LNC 0.00% 99.5¢ linc energy ltd

aussiebull says 'sell' - fair or unfair?, page-22

  1. 3,690 Posts.
    Hi MrMcGee,

    I am trying to reduce my time on Hotcopper as the LNC thread has become painfully nauseous to read over the last couple of months. Many 1 or 2 liners with zero substance.

    There has been nonsense about the crossing of 200 day moving averages crossing with 50 day moving averages. This was supposed to be when the institutions would bail. Nothing about them buying back in when they cross going north. These are the very same institutions which spend a fortune on "Cuckoos" which are placed metres from the ASX mainframe so that they can get a micro second advantage. They employ mathematicians and statisticians to come up with the algorithms which so annoyingly keep price from representing any type of fundamental value.

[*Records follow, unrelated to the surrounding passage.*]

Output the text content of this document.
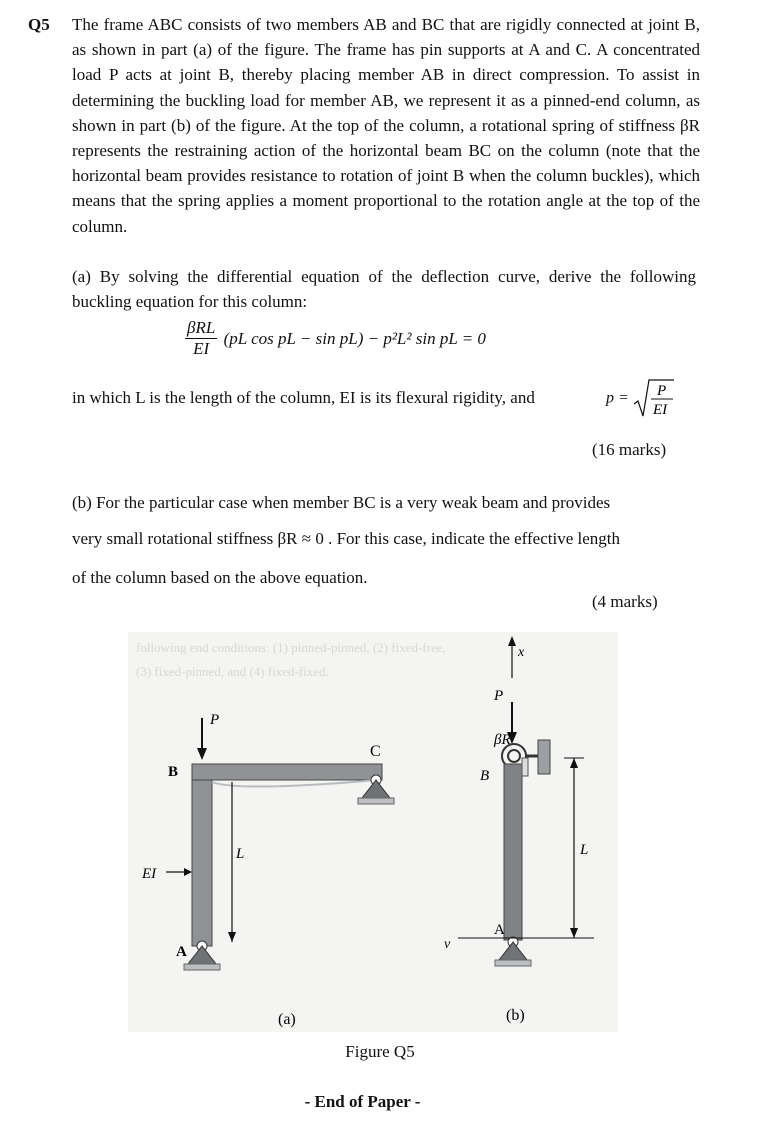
Q5 The frame ABC consists of two members AB and BC that are rigidly connected at joint B, as shown in part (a) of the figure. The frame has pin supports at A and C. A concentrated load P acts at joint B, thereby placing member AB in direct compression. To assist in determining the buckling load for member AB, we represent it as a pinned-end column, as shown in part (b) of the figure. At the top of the column, a rotational spring of stiffness βR represents the restraining action of the horizontal beam BC on the column (note that the horizontal beam provides resistance to rotation of joint B when the column buckles), which means that the spring applies a moment proportional to the rotation angle at the top of the column.
(a) By solving the differential equation of the deflection curve, derive the following buckling equation for this column:
$\frac{\text{βRL}}{EI} (pL$ cos pL − sin pL) − p²L² sin pL = 0
in which L is the length of the column, EI is its flexural rigidity, and	p = P
EI
(16 marks)
(b) For the particular case when member BC is a very weak beam and provides
very small rotational stiffness βR ≈ 0 . For this case, indicate the effective length
of the column based on the above equation.
(4 marks)
following end conditions: (1) pinned-pinned, (2) fixed-free,
(3) fixed-pinned, and (4) fixed-fixed.
P
B
C
A
L
EI
x
P
βR
B
A
v
L
(a)	(b)
Figure Q5
- End of Paper -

    So lets talk about some of the myths and facts known to us.

    The institutions selling at a designated crossing over of moving averages. The only institution I have data on and unless we can get Downside with his Iress figures is Credit Suisse. On the 30 May they supplied a substantial change in holdings notice where they owned 9.83% of the company. They had actually been buying and not selling after their previous notice. Since then they have have not supplied any more notices. Thus we can assume that they haven't changed their holdings by more than one percent. I think the share price was roughly around $1.50 at this point.

    That when the share price went to 50c we would be in a long accumulation phase.

    Well because of the above facts there was unlikely to be an accumulation phase because Credit Suisse already held all the shares they wanted thus we ended up with a V bottom. They are making their money day trading the crap out of the stock. Since they are the main marketmaker they can pretty well do what they want.

    Shorts

    LNC is not particularly hit hard by shorters with the average number of shorts being pretty constantly around 15% of all day trades. Most of these are bought back on the day and thus have no real influence on price. What is interesting in that most of the accumulated shorts come from off market transactions.

    Daytrading

    Most of LNC's action is just tied up with daytrading. We know how many short transactions are happening on the ASX and Chi-X. Thus if we double these transactions as they need to cover then the shorts are responsible for about 30% of the daily action. I have no way to check this but lets assume that there are equivalent amount of those going long and then selling. Thus 60% of daily action is day trading but that probably doesn't take into account transactions from Credit Suisse which has had no disclosure of shorting.
    Thus there is really not much genuine buying and selling on fundamentals.



    Sector Influence

    You cannot forget the influence of sector on price. Before I have shown the influence of the sector on price with incredibly high correlations of r2> 0.90 being common.

    Yesterdays price fall was not based on oil volumes but simply on CNX having a capital raising. Its share price fell by 26% so of course it made an effect on the sector sending the sector into a spin as a rolling stone gathers moss and the all round sector price falls. I imagine that sector analysis is certainly one of the factors that institutions have plugged into their algorithms. It really makes no sense that LNC's net worth plummets because another company has a capital raising but that's your markets for you.